Here’s a manual approach to reordering the edges by building an adjacency graph and walking until we end up where we started on each loop:

from collections import defaultdict

import pyvista as pv

# load example mesh
mesh = pv.read('mesh.vtk')

# get edges
edges = mesh.extract_feature_edges(boundary_edges=True)

# build undirected adjacency graph from edges (2-length lines)
# (potential performance improvement: use connectivity to only do this for each closed loop)
# (potentially via calling edges.split_bodies())
lines = edges.lines.reshape(-1, 3)[:, 1:]
adjacency = defaultdict(set)  # {2: {1, 3}, ...} if there are lines from point 2 to point 1 and 3
for first, second in lines:
    adjacency[first].add(second)
    adjacency[second].add(first)

# start looping from whichever point, keep going until we run out of adjacent points
points_left = set(range(edges.n_points))
loops = []
while points_left:
    point = points_left.pop()  # starting point for next loop
    loop = [point]
    loops.append(loop)
    while True:
        # keep walking the loop
        neighb = adjacency[point].pop()
        loop.append(neighb)
        if neighb == loop[0]:
            # this loop is done
            break
        # make sure we never backtrack
        adjacency[neighb].remove(point)
        # bookkeeping
        points_left.discard(neighb)
        point = neighb

# assemble new lines based on the existing ones, flatten
lines = sum(([len(loop)] + loop for loop in loops), [])
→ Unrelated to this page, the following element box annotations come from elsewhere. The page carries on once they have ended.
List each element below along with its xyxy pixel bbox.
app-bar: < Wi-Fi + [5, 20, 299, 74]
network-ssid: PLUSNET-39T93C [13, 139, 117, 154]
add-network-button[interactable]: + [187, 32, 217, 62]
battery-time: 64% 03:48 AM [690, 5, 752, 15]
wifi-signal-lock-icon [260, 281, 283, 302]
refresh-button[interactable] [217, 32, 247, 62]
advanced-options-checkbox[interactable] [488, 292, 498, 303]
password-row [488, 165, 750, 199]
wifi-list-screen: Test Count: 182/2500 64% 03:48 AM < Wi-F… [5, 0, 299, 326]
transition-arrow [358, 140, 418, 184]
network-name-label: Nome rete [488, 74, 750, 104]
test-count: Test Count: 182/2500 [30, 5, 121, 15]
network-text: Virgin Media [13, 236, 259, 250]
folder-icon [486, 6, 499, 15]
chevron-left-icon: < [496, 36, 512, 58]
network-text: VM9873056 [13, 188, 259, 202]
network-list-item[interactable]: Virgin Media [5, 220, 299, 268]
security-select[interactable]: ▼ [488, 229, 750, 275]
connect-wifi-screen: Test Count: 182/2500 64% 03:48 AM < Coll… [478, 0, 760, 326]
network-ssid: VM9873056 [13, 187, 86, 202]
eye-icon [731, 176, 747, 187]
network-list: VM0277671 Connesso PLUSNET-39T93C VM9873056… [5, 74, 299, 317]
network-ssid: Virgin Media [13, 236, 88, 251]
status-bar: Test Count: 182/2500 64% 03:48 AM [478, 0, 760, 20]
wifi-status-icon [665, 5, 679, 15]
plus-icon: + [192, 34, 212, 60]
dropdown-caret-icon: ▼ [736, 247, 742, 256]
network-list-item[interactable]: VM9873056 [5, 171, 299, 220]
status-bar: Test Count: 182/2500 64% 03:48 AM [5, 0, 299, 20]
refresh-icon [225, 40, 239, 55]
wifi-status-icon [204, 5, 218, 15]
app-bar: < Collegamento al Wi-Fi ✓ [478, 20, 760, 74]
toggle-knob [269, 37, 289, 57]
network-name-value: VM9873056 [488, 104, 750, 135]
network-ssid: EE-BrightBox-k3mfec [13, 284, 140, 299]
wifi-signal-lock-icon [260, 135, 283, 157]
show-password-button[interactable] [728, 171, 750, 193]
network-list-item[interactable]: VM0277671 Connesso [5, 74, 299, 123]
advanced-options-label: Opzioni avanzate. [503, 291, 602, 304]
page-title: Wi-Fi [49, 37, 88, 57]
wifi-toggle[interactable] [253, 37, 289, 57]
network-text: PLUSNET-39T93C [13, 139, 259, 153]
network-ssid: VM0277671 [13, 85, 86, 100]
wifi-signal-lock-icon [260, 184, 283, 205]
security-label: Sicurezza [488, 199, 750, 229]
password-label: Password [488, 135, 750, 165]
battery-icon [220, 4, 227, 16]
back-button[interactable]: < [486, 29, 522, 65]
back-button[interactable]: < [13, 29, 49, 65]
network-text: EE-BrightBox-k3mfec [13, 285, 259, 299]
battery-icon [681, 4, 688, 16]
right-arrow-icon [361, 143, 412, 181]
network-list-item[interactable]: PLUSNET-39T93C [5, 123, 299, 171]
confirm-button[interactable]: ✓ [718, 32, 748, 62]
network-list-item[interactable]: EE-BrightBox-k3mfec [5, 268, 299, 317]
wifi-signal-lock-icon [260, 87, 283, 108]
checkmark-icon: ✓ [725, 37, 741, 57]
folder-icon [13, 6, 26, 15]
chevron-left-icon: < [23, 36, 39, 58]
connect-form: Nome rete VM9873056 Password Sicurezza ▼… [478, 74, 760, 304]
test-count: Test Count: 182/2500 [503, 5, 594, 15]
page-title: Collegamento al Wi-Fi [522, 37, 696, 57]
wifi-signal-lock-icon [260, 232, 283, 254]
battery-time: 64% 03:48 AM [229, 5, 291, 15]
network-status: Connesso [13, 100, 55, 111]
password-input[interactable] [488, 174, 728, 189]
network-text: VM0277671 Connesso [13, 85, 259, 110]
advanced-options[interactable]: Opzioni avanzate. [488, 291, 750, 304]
# overwrite the lines in the original edges; optionally we could create a copy here
edges.lines = lines

# edges are long, closed loops by construction, so it's probably correct
# plot each curve with an individual colour just to be safe
plotter = pv.Plotter()
plotter.add_mesh(pv.Sphere(radius=0.999))
plotter.add_mesh(edges, scalars=range(edges.n_cells), line_width=3, show_scalar_bar=False)
plotter.enable_anti_aliasing('msaa')
plotter.show()

This code replaces your original 1760 2-length lines with 14 larger lines defining each loop. You have to be a bit careful, though: north of Australia you have a loop that self-intersects:

white globe with colourful continent edges drawn; an 8-shaped self-intersecting path is also visible

The intersection point appears 4 times instead of 2. This means that my brute-force solver doesn’t give a well-defined result: it will choose at the intersection randomly, and if by (bad) luck we start the loop from the intersection point the algorithm will probably fail. Making it more robust is left as an exercise to the reader (my comment about splitting the edges into individual ones could help with this issue).